Friday, November 17, 2017

WHAT YOU MAY NOT WANT TO KNOW

Your Thanksgiving meal may contain thousands of calories worth of food.  

Gobble, gobble indeed: Though calculations vary, Americans could consume several days' worth of calories on Thanksgiving. "A typical holiday dinner alone can carry a load of 3,000 calories," the Calorie Control Council (CCC), an association representing the reduced-calorie food and beverage industry says, noting that "many nibble through another 1,500 calories, downing appetizers and drinks before and after the big meal. The CCC says a normal Thanksgiving meal has 3,150 calories and 159 grams of fat. That includes some appetizers, turkey, several side dishes, a glass of sweet tea, a slice of pecan pie and the use of a tablespoon of butter. There have also been lower-calorie estimates.
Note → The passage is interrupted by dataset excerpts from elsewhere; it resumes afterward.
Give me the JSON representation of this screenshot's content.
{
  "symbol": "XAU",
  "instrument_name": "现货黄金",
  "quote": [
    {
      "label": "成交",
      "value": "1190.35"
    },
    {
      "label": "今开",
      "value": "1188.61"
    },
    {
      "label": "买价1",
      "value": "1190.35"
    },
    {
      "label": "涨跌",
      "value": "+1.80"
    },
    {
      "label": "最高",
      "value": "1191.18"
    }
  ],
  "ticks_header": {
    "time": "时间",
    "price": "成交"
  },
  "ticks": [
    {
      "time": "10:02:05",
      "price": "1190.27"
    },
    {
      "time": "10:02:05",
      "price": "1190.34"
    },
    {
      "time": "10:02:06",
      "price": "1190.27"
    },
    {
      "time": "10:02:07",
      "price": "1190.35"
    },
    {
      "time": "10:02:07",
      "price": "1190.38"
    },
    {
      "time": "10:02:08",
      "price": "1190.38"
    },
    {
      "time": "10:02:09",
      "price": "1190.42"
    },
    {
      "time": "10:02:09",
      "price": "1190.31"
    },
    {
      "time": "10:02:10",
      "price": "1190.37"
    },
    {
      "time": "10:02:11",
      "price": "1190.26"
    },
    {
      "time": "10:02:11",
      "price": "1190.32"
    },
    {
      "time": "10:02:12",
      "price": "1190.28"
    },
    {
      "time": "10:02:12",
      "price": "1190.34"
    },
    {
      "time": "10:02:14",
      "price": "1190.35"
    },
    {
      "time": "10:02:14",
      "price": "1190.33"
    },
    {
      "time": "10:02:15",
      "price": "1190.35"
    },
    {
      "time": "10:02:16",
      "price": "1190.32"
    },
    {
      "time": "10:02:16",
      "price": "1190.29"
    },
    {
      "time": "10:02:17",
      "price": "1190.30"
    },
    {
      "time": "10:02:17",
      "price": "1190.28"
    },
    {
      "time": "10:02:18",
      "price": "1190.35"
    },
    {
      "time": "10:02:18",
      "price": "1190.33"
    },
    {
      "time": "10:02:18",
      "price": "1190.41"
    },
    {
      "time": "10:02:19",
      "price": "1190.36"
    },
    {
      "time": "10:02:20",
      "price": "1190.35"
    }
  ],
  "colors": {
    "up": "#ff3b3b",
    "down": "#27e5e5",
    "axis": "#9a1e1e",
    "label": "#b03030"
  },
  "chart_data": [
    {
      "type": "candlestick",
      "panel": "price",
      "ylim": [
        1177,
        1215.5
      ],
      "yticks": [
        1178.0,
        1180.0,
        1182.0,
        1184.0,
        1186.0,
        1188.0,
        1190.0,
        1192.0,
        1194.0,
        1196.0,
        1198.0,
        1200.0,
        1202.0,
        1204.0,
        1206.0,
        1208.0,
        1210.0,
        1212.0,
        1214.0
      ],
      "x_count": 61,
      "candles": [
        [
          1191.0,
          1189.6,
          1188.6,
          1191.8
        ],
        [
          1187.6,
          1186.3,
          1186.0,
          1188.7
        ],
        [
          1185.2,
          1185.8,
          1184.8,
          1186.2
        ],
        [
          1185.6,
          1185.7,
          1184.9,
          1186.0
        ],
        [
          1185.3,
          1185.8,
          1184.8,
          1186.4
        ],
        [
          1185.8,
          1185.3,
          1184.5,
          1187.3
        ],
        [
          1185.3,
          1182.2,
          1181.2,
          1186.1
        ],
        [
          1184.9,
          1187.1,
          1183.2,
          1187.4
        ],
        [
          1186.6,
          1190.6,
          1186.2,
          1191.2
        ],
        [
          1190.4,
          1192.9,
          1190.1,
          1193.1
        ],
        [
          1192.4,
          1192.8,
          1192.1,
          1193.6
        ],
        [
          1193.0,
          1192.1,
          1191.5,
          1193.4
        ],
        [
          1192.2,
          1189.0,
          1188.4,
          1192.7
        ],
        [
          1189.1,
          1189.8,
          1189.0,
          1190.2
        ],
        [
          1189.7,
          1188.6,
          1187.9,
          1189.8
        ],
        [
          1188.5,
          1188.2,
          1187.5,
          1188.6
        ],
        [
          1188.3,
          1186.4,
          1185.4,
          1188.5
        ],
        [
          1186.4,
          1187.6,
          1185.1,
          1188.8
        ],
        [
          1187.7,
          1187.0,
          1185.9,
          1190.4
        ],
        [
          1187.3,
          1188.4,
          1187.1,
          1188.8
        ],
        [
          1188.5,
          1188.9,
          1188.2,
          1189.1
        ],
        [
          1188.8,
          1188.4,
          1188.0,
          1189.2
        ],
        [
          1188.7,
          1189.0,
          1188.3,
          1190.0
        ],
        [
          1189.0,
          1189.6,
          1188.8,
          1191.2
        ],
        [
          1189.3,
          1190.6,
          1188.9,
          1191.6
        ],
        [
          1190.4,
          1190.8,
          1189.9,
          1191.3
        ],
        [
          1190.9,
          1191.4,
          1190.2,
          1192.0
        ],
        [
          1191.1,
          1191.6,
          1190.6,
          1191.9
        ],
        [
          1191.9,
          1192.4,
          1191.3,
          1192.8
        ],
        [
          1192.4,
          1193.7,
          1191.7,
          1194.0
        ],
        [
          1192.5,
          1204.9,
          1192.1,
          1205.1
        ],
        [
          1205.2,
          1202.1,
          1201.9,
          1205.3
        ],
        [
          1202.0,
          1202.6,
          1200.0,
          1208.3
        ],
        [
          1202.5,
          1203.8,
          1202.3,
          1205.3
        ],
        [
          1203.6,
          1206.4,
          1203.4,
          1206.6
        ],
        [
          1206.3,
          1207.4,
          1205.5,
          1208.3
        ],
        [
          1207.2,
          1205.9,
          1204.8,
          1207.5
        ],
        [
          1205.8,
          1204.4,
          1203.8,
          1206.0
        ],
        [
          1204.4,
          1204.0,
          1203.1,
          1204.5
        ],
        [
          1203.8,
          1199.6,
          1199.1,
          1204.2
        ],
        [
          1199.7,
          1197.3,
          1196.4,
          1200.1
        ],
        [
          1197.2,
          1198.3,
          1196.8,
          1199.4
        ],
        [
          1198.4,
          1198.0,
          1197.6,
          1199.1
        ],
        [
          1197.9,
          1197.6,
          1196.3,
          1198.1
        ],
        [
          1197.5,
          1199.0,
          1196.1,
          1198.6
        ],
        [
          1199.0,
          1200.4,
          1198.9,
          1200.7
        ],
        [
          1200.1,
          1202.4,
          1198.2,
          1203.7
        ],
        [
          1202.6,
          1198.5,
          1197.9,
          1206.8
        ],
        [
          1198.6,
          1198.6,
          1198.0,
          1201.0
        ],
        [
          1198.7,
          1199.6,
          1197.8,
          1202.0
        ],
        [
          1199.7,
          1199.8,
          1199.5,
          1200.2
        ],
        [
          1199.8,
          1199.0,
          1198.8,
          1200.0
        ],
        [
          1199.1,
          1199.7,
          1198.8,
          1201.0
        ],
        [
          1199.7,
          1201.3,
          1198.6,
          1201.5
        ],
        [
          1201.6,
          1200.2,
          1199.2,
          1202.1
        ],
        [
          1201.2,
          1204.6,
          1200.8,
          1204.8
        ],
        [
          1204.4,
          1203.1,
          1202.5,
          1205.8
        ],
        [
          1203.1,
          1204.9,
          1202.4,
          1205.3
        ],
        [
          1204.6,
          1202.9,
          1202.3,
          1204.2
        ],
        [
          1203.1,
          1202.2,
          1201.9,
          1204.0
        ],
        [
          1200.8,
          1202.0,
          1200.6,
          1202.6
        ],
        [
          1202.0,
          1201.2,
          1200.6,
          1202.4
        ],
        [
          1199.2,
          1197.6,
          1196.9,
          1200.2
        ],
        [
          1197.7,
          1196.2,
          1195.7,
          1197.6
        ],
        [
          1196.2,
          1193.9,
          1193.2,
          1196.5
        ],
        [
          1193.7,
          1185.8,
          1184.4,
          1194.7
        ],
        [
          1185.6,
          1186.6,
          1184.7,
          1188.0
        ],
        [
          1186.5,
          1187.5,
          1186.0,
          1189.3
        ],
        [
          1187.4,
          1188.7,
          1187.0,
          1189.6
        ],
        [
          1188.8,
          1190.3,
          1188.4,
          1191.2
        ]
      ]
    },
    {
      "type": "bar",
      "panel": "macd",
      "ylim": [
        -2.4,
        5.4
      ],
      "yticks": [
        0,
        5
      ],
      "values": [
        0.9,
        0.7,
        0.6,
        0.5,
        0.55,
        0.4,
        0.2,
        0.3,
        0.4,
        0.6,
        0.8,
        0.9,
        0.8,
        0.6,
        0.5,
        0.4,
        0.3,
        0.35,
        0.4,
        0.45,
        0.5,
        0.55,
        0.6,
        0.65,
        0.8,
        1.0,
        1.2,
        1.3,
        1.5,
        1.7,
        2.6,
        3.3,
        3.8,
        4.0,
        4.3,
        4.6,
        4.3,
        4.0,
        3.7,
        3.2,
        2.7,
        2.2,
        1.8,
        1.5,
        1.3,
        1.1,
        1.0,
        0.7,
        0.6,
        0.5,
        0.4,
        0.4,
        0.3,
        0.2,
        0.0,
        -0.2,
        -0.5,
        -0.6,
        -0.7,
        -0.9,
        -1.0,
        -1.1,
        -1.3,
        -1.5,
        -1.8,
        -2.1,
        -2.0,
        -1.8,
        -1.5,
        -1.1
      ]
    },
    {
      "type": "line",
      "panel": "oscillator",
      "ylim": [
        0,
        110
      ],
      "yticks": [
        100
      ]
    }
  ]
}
Looking at a different assortment of dishes and portion sizes, the New York Times reported in 2012 that a Thanksgiving meal contains 2,486 calories. That figure didn't include any beverages. However, the calories in your Turkey Day dinner be much higher than either estimate. It ranges, but on average anywhere from 3,000 to 4,500 calories. . That range is just for the Thanksgiving meal and desserts -- and doesn't include appetizers.  Calories in your Thanksgiving meal can be reduced several ways.  If these amounts seem steep, Zuckerbrot had several options for a lower-calorie Thanksgiving meal. Those include: - 6 ounces of white, skinless turkey (220 calories and 6 grams of fat) instead of 6 ounces of dark meat turkey with skin (374 calories and 12 grams of fat) - 1 'cup' of mashed cauliflower (60 calories) instead of 1 'cup' of regular mashed potatoes (237 calories) - 1/2 'cup' of baked sweet potato (80 calories) over 1 'cup' sweet potatoes with marshmallows (610 calories) When it comes to dessert,  "go topless" and pick a slice of pumpkin pie, which doesn't have a top crust. A pumpkin pie slice has 316 calories, versus 526 calories in a slice of pecan pie and 436 calories in a double-crust slice of apple pie.  Treat Thanksgiving like a regular dinner. "Don't walk in ravenous. Have your breakfast and have your lunch.  Eating lunch.  Offsets an inclination to later overeat during the big meal.  Have people bring a low-calorie appetizer instead of an entree, and to also help out the hostess. That way you can "keep hands busy and away from the buffet.